Pattern A:We consider pattern A to be our production cycle pattern. For simplicity, peak points of the patterns are stored in a list with time segments in minutes stored in corresponding dictionary. Think about this pattern as a signal that indicates a production cycle (e.g. Pressure in mold cavity).
Pattern B,C,D:These patterns represent other behaviours during production time that might not necessarily represent a production cycle. For instance, purging the machine or start-up or etc. The values stored in Segment dictionary are the X axis values which in our case is the 10th of a minute. Therefore, if the maximum value in segment['A'] is 6, this means that the corresponding cycle takes: 6 x 10 x 60 = 3600 seconds.
We will be generating a random production schedule that is logged second-by-second. Any scenario of A, B, C or D can happen throughout the day and they are randomly distributed across the schedule. For convenience, we have labelled any production timestamp as a 0 or 1 representing whether we are making a part or not. This label is only for training purposes and will not be used for anomaly detection. Our assumption is that our system does not have a particular tag representing production/no production trends in the log.
Depending on our production cycle, different sensor data is stored in a separate folder. We have allocated a chance of 40% for anomalies that might occur during day and the daily logs are populated accordingly with this probability.
Subsequently, once the daily log is generated, the data is stored in corresponding folders of Cycle and Sensor as a .CSV file.
A deep neural network architecture is being developed across equal samplese of Production/No-Prdouction data in order to distinguish between the cycle times where Pattern A has been repeated against the cycle times where other patterns are occuring. The deep neural network architecture in this example uses one-dimensional Convolutional Neural Network as a proof of concept. Other Deep learning networks such as LSTM could also be utilized.

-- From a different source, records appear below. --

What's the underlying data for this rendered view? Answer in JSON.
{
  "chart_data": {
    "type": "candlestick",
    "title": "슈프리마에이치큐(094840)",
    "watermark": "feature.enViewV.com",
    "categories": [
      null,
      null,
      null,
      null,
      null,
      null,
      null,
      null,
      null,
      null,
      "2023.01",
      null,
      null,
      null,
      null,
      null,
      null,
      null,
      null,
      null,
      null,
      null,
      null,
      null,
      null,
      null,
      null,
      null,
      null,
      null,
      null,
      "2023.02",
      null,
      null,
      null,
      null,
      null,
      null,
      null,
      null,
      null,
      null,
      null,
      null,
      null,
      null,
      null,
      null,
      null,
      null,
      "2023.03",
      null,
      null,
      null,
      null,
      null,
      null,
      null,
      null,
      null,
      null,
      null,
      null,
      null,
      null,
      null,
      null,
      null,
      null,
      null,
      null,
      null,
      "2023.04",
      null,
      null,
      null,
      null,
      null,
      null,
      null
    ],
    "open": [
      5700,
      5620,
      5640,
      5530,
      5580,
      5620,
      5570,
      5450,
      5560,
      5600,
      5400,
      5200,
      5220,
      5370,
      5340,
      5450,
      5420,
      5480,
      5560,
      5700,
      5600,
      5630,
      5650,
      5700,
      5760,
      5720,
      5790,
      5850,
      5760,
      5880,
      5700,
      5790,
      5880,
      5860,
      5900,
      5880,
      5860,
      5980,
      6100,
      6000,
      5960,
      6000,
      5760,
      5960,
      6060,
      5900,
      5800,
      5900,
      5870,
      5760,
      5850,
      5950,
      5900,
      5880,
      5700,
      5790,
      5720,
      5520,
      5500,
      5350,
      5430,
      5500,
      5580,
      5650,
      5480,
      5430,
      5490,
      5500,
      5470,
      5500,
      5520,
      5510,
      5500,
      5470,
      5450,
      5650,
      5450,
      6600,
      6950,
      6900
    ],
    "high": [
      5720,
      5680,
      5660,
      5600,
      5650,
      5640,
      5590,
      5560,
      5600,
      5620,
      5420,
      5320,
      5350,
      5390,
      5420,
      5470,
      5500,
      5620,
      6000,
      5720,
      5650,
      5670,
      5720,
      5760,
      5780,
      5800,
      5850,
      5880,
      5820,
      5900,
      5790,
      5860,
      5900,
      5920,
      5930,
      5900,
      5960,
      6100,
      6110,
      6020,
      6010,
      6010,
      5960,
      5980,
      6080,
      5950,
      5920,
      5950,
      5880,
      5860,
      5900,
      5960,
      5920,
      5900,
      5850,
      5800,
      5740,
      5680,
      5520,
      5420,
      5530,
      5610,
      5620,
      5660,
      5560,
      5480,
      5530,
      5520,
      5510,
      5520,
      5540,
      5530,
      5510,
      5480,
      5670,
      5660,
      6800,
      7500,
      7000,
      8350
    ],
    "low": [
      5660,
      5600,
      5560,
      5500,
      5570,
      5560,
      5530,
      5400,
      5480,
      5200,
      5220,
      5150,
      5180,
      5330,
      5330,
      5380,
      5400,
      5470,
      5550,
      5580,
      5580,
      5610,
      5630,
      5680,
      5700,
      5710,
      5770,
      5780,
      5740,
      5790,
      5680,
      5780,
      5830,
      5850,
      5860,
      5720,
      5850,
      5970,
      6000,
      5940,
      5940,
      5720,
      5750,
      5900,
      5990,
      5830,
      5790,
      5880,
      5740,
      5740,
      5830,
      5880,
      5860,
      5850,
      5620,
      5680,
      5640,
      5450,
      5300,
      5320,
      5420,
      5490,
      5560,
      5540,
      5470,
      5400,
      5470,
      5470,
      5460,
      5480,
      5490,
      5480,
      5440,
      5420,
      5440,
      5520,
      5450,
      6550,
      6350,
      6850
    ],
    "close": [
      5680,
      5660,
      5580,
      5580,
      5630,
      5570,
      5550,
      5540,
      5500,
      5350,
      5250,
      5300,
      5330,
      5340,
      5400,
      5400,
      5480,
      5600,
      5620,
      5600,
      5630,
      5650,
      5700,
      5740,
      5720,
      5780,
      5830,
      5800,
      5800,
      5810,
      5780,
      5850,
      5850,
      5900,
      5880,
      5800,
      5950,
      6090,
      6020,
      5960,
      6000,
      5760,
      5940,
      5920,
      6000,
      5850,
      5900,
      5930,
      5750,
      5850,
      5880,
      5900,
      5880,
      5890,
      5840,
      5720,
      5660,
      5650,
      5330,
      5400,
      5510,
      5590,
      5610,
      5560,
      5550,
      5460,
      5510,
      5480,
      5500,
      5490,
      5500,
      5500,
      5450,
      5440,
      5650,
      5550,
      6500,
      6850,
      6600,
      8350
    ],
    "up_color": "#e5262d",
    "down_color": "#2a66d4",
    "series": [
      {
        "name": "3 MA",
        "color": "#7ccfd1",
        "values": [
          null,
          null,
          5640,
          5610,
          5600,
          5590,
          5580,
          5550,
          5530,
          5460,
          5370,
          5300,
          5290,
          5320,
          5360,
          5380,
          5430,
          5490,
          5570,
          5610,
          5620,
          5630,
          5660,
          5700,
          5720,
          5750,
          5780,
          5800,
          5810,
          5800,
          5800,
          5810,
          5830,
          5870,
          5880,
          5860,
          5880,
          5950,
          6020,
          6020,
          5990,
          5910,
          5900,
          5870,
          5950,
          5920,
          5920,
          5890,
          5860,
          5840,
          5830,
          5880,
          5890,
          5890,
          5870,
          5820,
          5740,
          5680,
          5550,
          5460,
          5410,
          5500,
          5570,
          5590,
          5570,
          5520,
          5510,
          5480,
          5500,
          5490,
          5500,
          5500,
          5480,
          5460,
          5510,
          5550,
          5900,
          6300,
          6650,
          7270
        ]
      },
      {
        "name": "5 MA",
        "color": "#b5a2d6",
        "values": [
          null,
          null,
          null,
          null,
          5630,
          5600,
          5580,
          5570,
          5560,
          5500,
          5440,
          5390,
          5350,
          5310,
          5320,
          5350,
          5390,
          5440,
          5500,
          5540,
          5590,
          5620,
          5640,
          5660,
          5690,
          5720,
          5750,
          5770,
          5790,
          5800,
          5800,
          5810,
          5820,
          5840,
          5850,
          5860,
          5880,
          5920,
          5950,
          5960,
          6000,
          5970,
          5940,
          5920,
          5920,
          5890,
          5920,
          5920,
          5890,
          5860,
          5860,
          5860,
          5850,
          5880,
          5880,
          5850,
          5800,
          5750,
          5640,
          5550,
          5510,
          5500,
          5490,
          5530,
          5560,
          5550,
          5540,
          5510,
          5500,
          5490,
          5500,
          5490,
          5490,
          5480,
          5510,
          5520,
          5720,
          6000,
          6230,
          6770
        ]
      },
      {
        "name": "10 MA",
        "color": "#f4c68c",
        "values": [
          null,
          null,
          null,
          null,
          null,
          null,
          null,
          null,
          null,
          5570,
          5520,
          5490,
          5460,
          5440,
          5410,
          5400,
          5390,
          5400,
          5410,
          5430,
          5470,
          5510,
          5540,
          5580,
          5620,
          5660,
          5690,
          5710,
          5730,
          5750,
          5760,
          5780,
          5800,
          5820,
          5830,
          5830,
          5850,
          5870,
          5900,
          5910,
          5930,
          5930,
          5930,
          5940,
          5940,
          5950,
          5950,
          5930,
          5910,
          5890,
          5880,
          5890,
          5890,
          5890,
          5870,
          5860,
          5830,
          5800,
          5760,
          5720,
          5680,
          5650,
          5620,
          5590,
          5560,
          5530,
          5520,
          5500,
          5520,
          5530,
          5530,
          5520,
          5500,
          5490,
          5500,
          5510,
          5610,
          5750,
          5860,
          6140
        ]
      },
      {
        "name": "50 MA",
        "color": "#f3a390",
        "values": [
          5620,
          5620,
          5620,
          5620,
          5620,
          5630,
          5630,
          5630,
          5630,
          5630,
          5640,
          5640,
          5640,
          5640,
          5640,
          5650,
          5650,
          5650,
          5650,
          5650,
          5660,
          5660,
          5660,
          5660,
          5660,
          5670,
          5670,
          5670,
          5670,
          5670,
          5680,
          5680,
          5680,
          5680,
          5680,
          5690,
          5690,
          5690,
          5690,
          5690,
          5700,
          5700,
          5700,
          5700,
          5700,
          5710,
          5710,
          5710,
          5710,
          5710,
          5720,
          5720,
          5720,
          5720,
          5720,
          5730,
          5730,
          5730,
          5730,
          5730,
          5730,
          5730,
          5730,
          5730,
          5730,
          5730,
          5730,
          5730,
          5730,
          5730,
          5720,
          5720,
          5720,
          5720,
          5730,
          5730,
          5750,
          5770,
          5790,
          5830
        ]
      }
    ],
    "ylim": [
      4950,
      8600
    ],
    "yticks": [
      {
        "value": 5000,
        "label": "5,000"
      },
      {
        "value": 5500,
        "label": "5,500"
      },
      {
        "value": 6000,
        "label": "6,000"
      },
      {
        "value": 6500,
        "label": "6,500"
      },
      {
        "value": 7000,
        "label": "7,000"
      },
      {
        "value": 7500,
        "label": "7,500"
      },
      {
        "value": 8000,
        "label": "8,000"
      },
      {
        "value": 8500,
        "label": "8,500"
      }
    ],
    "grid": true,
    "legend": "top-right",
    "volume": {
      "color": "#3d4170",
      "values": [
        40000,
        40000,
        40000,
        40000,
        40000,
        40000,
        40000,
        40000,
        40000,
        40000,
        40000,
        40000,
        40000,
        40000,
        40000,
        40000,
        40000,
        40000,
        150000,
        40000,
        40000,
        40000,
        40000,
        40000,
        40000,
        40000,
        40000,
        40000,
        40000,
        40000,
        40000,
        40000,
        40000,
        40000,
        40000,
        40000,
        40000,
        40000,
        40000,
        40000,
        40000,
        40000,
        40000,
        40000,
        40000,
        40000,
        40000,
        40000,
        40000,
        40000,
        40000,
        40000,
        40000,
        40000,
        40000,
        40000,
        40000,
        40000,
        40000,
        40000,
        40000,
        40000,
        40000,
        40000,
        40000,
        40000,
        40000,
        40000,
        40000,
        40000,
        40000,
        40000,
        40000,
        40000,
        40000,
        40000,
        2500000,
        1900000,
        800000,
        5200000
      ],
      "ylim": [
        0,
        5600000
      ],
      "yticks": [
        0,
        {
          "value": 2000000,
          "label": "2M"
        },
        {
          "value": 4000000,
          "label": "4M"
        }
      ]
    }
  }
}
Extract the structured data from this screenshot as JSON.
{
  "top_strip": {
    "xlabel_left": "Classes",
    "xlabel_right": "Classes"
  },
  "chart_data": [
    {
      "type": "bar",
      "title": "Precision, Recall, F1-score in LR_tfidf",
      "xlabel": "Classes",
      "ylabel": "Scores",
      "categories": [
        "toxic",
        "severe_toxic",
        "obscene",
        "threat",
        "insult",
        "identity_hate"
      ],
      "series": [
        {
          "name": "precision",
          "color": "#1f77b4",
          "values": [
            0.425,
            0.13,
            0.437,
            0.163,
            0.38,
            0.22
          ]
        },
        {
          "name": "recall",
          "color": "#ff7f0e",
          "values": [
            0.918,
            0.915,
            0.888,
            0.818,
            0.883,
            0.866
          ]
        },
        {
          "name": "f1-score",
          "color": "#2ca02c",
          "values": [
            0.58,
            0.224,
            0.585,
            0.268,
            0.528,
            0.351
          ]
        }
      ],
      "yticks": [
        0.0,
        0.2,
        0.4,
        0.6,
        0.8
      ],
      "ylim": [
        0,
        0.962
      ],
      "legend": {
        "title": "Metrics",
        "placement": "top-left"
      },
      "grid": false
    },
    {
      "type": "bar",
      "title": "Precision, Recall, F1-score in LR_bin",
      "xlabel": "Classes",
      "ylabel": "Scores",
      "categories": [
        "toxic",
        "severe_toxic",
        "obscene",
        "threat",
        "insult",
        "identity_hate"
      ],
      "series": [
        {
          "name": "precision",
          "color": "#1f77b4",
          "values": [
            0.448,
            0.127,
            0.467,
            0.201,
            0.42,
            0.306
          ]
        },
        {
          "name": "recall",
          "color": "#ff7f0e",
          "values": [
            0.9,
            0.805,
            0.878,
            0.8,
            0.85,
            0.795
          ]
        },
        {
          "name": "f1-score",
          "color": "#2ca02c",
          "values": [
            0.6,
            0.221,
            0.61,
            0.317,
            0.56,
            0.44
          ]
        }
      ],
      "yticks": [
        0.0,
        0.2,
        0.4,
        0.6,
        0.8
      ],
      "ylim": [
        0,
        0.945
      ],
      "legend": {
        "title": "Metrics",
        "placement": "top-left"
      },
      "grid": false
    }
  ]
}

Once the model is generated, random days are broken into sliding windows shifting with a resolution size and the window of our interest is being fed into our Cycle_Detector model. For fine resolutions, typically the model predicts high probabilities on adjacent timestamps. To avoid overfitting in this scenario, we used an argmax functionality where the probability peaks are being determined as the output of the model. The cycle times are exported via RESTFUL API to other endpoints in use.